For Community Members

Regenerative Medicine:

Regenerative medicine is a branch of medical science that focuses on developing ways to regenerate, repair and regrow damaged cells, tissues and organs. Regenerative medicine strategies aim to restore the normal structure and function of diseased tissues. Some important terminology often used in discussing regenerative is “stem cells,” which are a type of progenitor cells in the body that have the potential to develop into any cell. “Regeneration” means replacing old and damaged cells, tissues and organs in the body with new, fully functional, engineered equivalents. “Clinical trials” is the process of testing developed therapeutics on human subjects. Regenerative medicine has enormous potential and clinical applications. By developing regenerative methods, scientists can treat chronic scars and replace damaged tissues, restore muscle or neural cells and help treat many conditions that lack effective medications.

According to Dr.

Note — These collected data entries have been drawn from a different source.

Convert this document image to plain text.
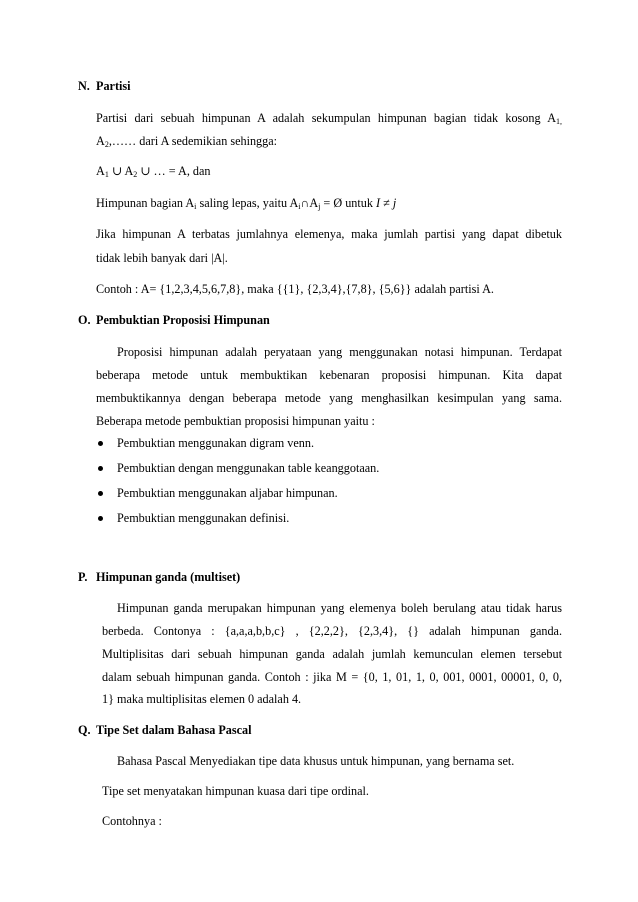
N. Partisi
Partisi dari sebuah himpunan A adalah sekumpulan himpunan bagian tidak kosong $A_{1,}$
$A_2,\dots\dots$ dari A sedemikian sehingga:
$A_1$ ∪ $A_2$ ∪ … = A, dan
Himpunan bagian $A_i$ saling lepas, yaitu $A_i\cap A_j$ = Ø untuk I ≠ j
Jika himpunan A terbatas jumlahnya elemenya, maka jumlah partisi yang dapat dibetuk
tidak lebih banyak dari |A|.
Contoh : A= {1,2,3,4,5,6,7,8}, maka {{1}, {2,3,4},{7,8}, {5,6}} adalah partisi A.
O. Pembuktian Proposisi Himpunan
Proposisi himpunan adalah peryataan yang menggunakan notasi himpunan. Terdapat
beberapa metode untuk membuktikan kebenaran proposisi himpunan. Kita dapat
membuktikannya dengan beberapa metode yang menghasilkan kesimpulan yang sama.
Beberapa metode pembuktian proposisi himpunan yaitu :
Pembuktian menggunakan digram venn.
Pembuktian dengan menggunakan table keanggotaan.
Pembuktian menggunakan aljabar himpunan.
Pembuktian menggunakan definisi.
P. Himpunan ganda (multiset)
Himpunan ganda merupakan himpunan yang elemenya boleh berulang atau tidak harus
berbeda. Contonya : {a,a,a,b,b,c} , {2,2,2}, {2,3,4}, {} adalah himpunan ganda.
Multiplisitas dari sebuah himpunan ganda adalah jumlah kemunculan elemen tersebut
dalam sebuah himpunan ganda. Contoh : jika M = {0, 1, 01, 1, 0, 001, 0001, 00001, 0, 0,
1} maka multiplisitas elemen 0 adalah 4.
Q. Tipe Set dalam Bahasa Pascal
Bahasa Pascal Menyediakan tipe data khusus untuk himpunan, yang bernama set.
Tipe set menyatakan himpunan kuasa dari tipe ordinal.
Contohnya :
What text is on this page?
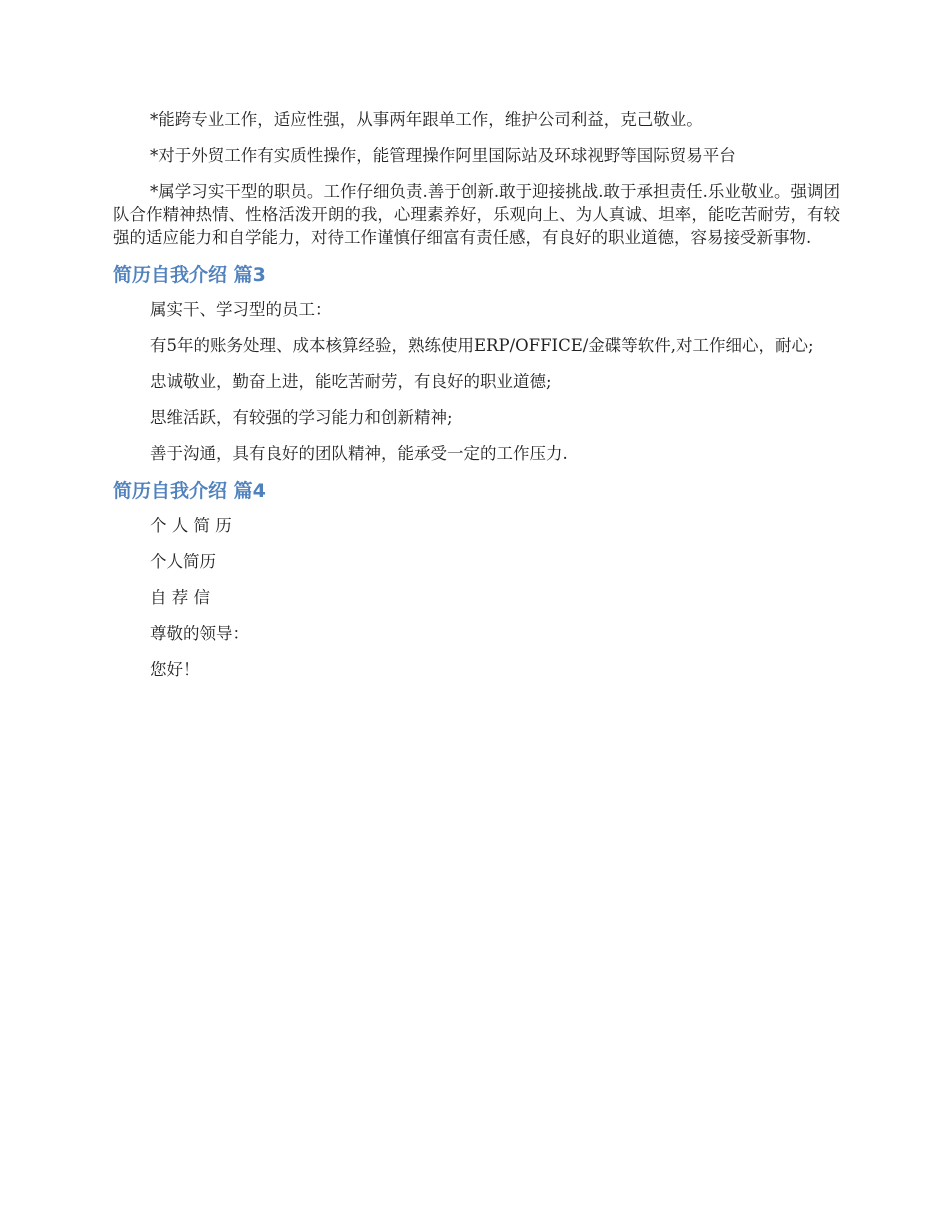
*能跨专业工作，适应性强，从事两年跟单工作，维护公司利益，克己敬业。

*对于外贸工作有实质性操作，能管理操作阿里国际站及环球视野等国际贸易平台

*属学习实干型的职员。工作仔细负责.善于创新.敢于迎接挑战.敢于承担责任.乐业敬业。强调团队合作精神热情、性格活泼开朗的我，心理素养好，乐观向上、为人真诚、坦率，能吃苦耐劳，有较强的适应能力和自学能力，对待工作谨慎仔细富有责任感，有良好的职业道德，容易接受新事物.

简历自我介绍 篇3

属实干、学习型的员工：

有5年的账务处理、成本核算经验，熟练使用ERP/OFFICE/金碟等软件,对工作细心，耐心;

忠诚敬业，勤奋上进，能吃苦耐劳，有良好的职业道德;

思维活跃，有较强的学习能力和创新精神;

善于沟通，具有良好的团队精神，能承受一定的工作压力.

简历自我介绍 篇4

个 人 简 历

个人简历

自 荐 信

尊敬的领导：

您好！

Tanya Petraszko, a senior medical director for Canadian Blood Services, some barriers to blood donation include “racism and mistrust of the health system, cultural ideas of blood and donation, as well as eligible screen criteria that would deter potential donors.” This is highlighted by the fact that less than 1% of blood donors at Canadian Blood Services identify as African, Caribbean, or Black. Blood disorders like sickle cell disease disproportionately affect people of colour, hence why it is essential to reduce barriers to donation to encourage more individuals from the ACB community to donate. Low levels of donation from individuals of African, Caribbean, and Black backgrounds are present in blood donations, stem cell donations, and bone marrow donations. To add on, ACB community members have the lowest odds, of 29%, of finding a bone marrow transplant due to them having more complex tissue types and also less availability of potential matches in the system.


Ethnocultural, racial inequities in bone marrow, blood and stem cell donations

The discrepancy between Black donors and their total population in Canada could be linked to the Canadian Blood Services’ blood donation ban on individuals if they were born in certain African countries. This ban has been lifted since 2016, but the relationship between individuals of African descent and the Canadian Blood Services has not been repaired. Individuals of African descent do not trust the Canadian Blood Services as they do not see how the organisation is implementing practices to incorporate diverse practices and account for anti-black racism.